Rule out mood, psychotic, or autism-spectrum conditions that may mimic aggression.
Evidence-Based Treatments
| Modality | Target | Evidence |
|---|---|---|
| Parent Management Training (PMT) | Coercive family cycles | RCTs show medium-to-large effect sizes on aggressive behaviour |
| Multisystemic Therapy (MST) | Family + school + peer systems | 25–70 % reduction in rearrest rates 2 yrs post-treatment |
| Cognitive-Behavioural Therapy (CBT) | Anger, problem-solving | Effective for older youth; often group-based |
| Functional Family Therapy | At-risk adolescents | Cost-effective; reduced recidivism |
| Pharmacologic Adjuncts | Severe aggression | Atypical antipsychotics (risperidone) ↓ aggression; use short-term, monitor side-effects |
No medication alone “treats” CD; drugs are adjuncts for comorbid ADHD (stimulants) or mood lability.
Prognosis & Prevention
Prognosis
- Early-onset CD and CU traits predict persistent antisocial conduct and ASPD (25–40 % transition) .

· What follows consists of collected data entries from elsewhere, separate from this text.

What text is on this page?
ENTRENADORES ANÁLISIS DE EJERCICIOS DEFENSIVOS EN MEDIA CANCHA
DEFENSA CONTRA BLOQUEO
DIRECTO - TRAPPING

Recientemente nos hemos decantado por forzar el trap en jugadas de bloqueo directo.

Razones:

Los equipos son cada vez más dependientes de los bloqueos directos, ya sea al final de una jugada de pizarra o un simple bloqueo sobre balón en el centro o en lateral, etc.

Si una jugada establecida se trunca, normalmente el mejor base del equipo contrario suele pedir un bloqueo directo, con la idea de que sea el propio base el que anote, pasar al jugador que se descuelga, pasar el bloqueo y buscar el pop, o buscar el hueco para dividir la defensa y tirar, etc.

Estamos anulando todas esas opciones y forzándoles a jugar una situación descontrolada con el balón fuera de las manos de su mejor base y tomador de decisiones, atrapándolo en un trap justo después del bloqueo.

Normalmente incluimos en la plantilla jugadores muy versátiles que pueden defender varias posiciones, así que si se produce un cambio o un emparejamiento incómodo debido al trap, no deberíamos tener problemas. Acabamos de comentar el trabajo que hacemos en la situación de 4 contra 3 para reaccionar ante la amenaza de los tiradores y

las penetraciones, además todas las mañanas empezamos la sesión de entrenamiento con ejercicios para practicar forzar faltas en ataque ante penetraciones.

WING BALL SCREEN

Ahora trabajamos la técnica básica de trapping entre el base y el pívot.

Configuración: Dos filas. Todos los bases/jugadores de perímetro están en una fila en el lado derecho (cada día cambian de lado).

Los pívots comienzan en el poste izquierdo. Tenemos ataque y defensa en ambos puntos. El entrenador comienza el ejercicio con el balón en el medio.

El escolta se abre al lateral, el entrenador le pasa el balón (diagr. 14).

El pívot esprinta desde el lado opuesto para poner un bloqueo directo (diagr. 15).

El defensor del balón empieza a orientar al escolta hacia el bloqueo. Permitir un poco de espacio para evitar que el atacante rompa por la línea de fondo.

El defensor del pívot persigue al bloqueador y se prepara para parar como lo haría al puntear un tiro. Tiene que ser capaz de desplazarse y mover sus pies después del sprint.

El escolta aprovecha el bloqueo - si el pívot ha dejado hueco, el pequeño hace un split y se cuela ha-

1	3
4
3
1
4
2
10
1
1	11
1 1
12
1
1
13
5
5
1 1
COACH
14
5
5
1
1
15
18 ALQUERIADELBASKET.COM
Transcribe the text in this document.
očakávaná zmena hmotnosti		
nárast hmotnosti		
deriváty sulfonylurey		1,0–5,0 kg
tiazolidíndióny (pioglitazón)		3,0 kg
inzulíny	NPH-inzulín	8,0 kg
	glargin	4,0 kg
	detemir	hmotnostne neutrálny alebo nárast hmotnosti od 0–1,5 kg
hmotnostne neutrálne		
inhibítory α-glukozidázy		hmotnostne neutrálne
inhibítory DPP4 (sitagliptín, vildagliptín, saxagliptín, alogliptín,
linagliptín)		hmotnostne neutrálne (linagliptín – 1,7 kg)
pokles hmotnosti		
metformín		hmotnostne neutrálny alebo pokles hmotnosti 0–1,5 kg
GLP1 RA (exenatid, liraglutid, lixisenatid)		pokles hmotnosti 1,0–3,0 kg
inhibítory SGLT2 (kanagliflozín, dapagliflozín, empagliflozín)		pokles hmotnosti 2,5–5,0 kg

- Positive prognostic factors: stable caregiving, school engagement, early intervention.
Prevention
- Nurse–Family Partnerships (prenatal–toddler).
- School-wide Social-Emotion Learning (SEL) curricula.
- Early Childhood PMT to break coercive cycles before age 8.
Key Takeaways
- Conduct Disorder combines aggressive, deceitful, and rule-breaking behaviours for ≥ 12 months, with specifiers for CU traits.
- Prevalence is ~3 %, yet treatment access lags far behind need.
- Neuroimaging shows structural and functional disruptions in emotion-regulation circuits; genes and environment both contribute.
- Parent- and system-focused interventions (PMT, MST) carry the strongest empirical support; medication is supplemental.
- Early detection and family-centred prevention reduce the cascade toward adult Antisocial Personality Disorder and criminality.